Cihan Yıldırım yazdı...

Hz. Peygamber’in sefer dönüşü ifade ettiği “Küçük cihattan büyük cihada gidiyoruz. O nefisle cihattır” hadisi var. Bu yazıda, hadis sahih mi değil mi tartışmasını bir kenara bırakalım.
Bakacağımız yer; nefis mücadelesinin ‘büyük cihad’ olarak tanımlanması…
Gerçekten insanın nefsi ile savaşı en büyük savaş… İyi insan olmaya çalışmak, bazı şeylerden vazgeçmek kolay değil.
Ayşe Ünlüce’ye gelelim…
Zor bir seçim dönemini geride bıraktı. Adaylığı, kampanyası… Hepsi zordu… Kolay kolay kimse altından kalkamazdı. 25 yılın ardından Yılmaz Büyükerşen‘den görevi devralmak…

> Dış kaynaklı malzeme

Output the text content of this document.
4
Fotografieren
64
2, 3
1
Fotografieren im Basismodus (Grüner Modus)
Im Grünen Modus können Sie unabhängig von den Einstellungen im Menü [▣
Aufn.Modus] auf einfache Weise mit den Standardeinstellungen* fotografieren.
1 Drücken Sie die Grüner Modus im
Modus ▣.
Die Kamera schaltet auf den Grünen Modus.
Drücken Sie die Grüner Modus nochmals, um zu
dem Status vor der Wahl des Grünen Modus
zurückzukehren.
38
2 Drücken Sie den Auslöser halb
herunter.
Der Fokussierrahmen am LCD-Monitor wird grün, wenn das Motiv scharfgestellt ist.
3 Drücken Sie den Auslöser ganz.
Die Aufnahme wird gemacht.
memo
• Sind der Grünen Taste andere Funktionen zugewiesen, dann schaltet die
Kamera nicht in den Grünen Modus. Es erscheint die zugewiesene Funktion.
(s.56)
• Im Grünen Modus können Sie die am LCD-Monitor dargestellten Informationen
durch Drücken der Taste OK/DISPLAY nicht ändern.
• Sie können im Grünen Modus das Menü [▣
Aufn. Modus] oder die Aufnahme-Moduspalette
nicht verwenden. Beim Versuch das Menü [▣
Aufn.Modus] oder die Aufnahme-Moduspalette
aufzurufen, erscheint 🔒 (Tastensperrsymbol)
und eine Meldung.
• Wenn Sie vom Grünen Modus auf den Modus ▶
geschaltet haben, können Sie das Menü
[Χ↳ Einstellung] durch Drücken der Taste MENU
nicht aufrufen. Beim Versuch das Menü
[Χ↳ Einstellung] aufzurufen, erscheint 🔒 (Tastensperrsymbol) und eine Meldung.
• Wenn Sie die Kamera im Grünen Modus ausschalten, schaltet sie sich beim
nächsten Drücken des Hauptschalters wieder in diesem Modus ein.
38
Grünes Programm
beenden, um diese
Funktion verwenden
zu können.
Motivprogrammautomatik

Nereden baksanız zor iş… Nereden baksanız zorlu bir savaş…
Üstelik rakip Nebi Hatipoğlu… Dersine iyi çalışmış, iyi bir anlatıcı, profesyonel bir ekip… Hatipoğlu, hayli korku saldı!

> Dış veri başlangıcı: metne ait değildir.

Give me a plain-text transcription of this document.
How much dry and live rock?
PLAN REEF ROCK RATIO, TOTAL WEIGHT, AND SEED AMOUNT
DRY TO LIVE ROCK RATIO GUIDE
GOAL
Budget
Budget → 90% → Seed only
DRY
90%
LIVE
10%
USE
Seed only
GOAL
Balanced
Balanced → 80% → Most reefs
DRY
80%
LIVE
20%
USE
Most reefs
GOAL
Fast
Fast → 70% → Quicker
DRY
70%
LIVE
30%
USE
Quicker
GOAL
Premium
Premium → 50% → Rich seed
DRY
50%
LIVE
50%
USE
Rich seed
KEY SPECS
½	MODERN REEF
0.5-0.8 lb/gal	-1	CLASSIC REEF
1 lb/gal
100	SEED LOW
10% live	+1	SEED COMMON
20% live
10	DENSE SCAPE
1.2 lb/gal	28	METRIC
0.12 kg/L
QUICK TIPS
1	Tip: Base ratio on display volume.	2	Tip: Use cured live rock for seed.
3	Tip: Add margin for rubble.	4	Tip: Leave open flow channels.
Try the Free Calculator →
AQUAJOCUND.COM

Ayşe Ünlüce bu savaşlardan başarıyla çıktı. Sakin kalmayı başardı. Ekonominin durumu, Hatipoğlu’nun zaman zaman sertleşen kampanyası… Melih Aydın’ın seçime ‘asılmaması’…
Sonuç… Ayşe Ünlüce ‘küçük cihadı’ kazandı.

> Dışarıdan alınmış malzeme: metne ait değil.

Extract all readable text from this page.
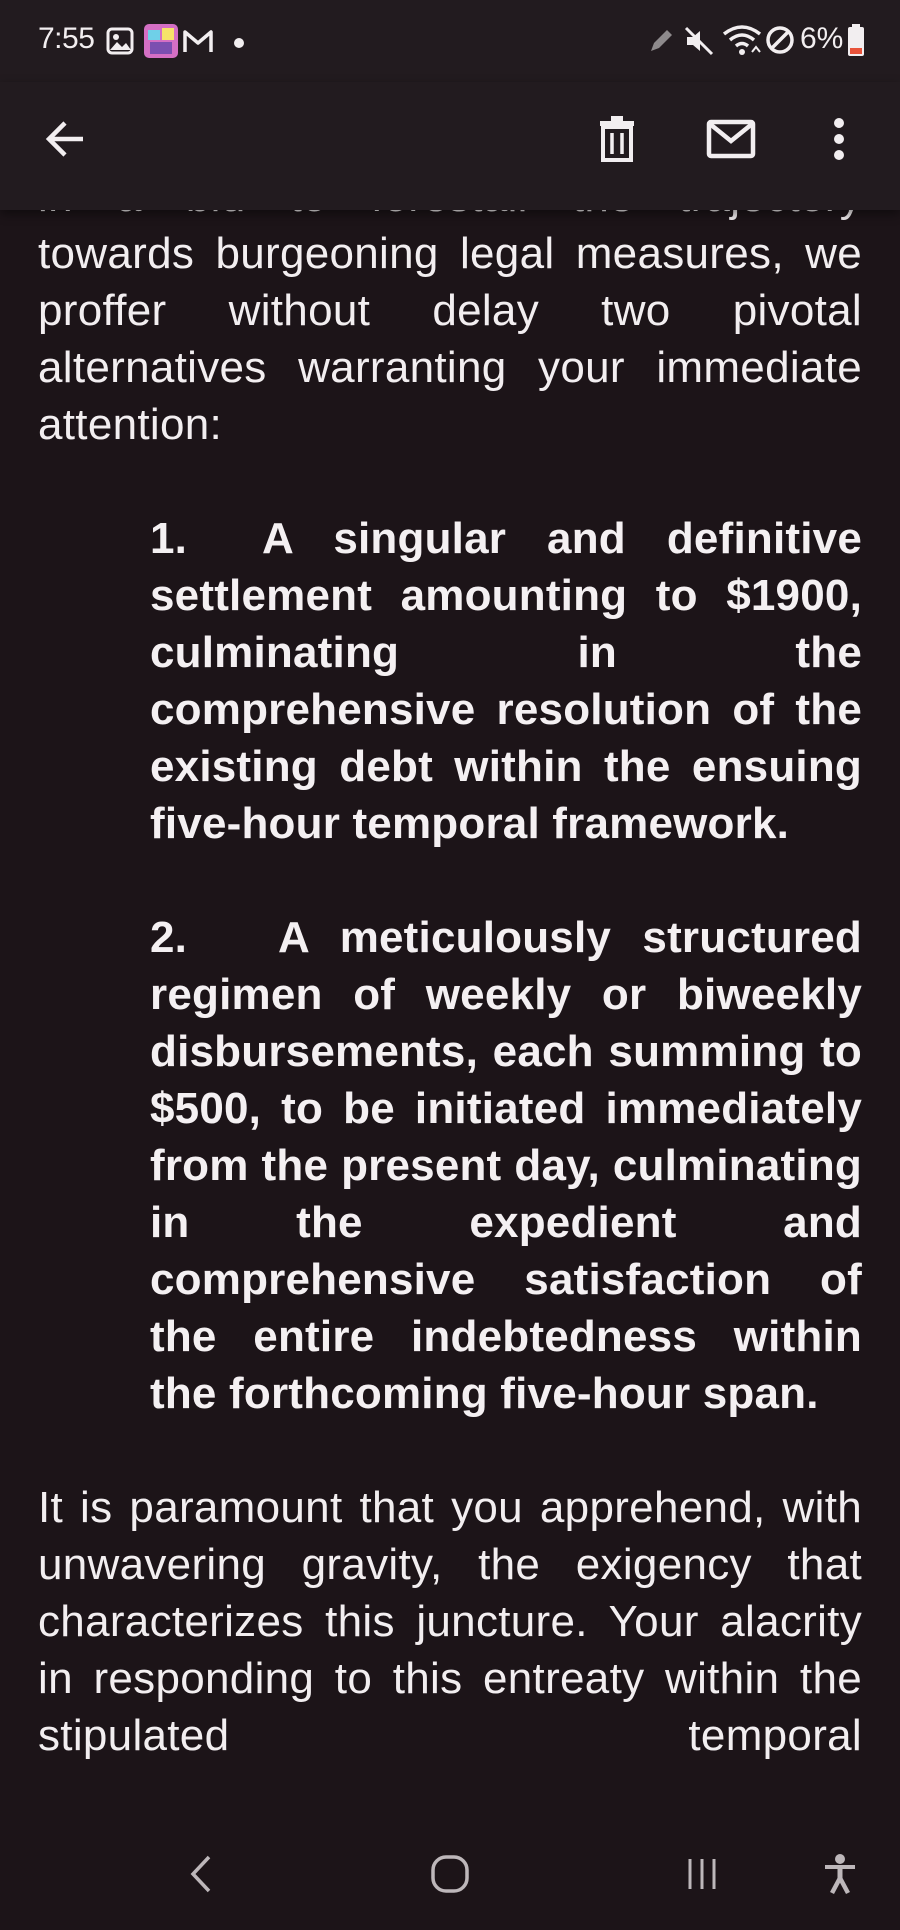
7:55	6%

towards burgeoning legal measures, we proffer without delay two pivotal alternatives warranting your immediate attention:

1. A singular and definitive settlement amounting to $1900, culminating in the comprehensive resolution of the existing debt within the ensuing five-hour temporal framework.

2. A meticulously structured regimen of weekly or biweekly disbursements, each summing to $500, to be initiated immediately from the present day, culminating in the expedient and comprehensive satisfaction of the entire indebtedness within the forthcoming five-hour span.

It is paramount that you apprehend, with unwavering gravity, the exigency that characterizes this juncture. Your alacrity in responding to this entreaty within the stipulated temporal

Ayşe Ünlüce’nin büyük cihadı ne? Ünlüce’nin seçimden daha büyük mücadelesi ne olabilir?
Evet, hadiste de belirtildiği üzere nefisle mücadelesi…
Ünlüce, şu ana bu yönde olumsuz bir şey sergilemedi. Bu durumu ne kadar sürdürür bilemiyoruz. Çünkü dört bir koldan ‘nefsine uyması’ için bastıranlar var…
Kendi ekibini kur!
İlk mücadele alanı burası… Pek çok kişi iyi niyetle veya başka niyetle ekibi yenilemesini istiyor, bekliyor. Öte yandan Yılmaz Büyükerşen yaşıyor. Ve ona saygısı dillere destan… Nasıl yapacak, ne yapacak… Ne kadar yapacak…
Bu konuda siyaseti bilen bir abim “Ünlüce’ye iki yıl veriyorum” dedi. İki yıla her şey belli olur dedi…
Yine siyaseti bilen bilmeyen pek çok kişi “Ünlüce’nin elinden belediyeyi kimse alamaz” diyerek Başkan’a olan güveni ifade ediyor. Bu cümlenin insanda nasıl bir etki bırakacağını bilmeden!
Daha tehlikeli ‘konuşmalarda’ var! Şunu yapmak istedi Yılmaz Hoca izin vermedi, gibi… Şununla yolları asla ayıramaz, gibi… Hoca, şu daire başkanını aradı, gibi… Katıldığı etkinliklerde Hoca’nın ‘şunu yapacağım, bunu yapacağım’ gibi konuşması…
Hatta daha ötesi var… Ayşe Ünlüce’nin kulağına gitmiş midir, bilmiyorum…
Makam odasını yenilememesi bile ‘sorun’ olmuş durumda! Evet, gerçekten herhangi bir değişim yapmadı. Hoca, eşyalarını alıp çıkınca sade bir oda kaldı Ünlüce’ye… Hiç ekleme çıkarma yapmadı.
Sözüne itibar ettiğim bir abim “Mutlaka yenilemeli. Yeni dönemi başlatmalı. Bu bir gereklilik” dedi.
Tasarruf tedbiri falan diyecek oldum… ‘Cihancım’ diye başladı ve kesin bir ses tonuyla ‘Bu olmalı’ dedi…
Hoca toplu taşımayı bu kadar ücretsiz yapmıyordu. Ayşe Başkan her fırsatta ücretsiz yapıyor. Bu bile kıyaslanıyor ve başka yerlere çekilmeye çalışılıyor.  
Bir kaç konu daha var… Ünlüce’nin ‘nefsini’ zorlayacak… Derdimi anlattığımı düşünerek burada kesiyorum.
Ayşe Ünlüce’nin işi seçimden sonra daha zor görünüyor.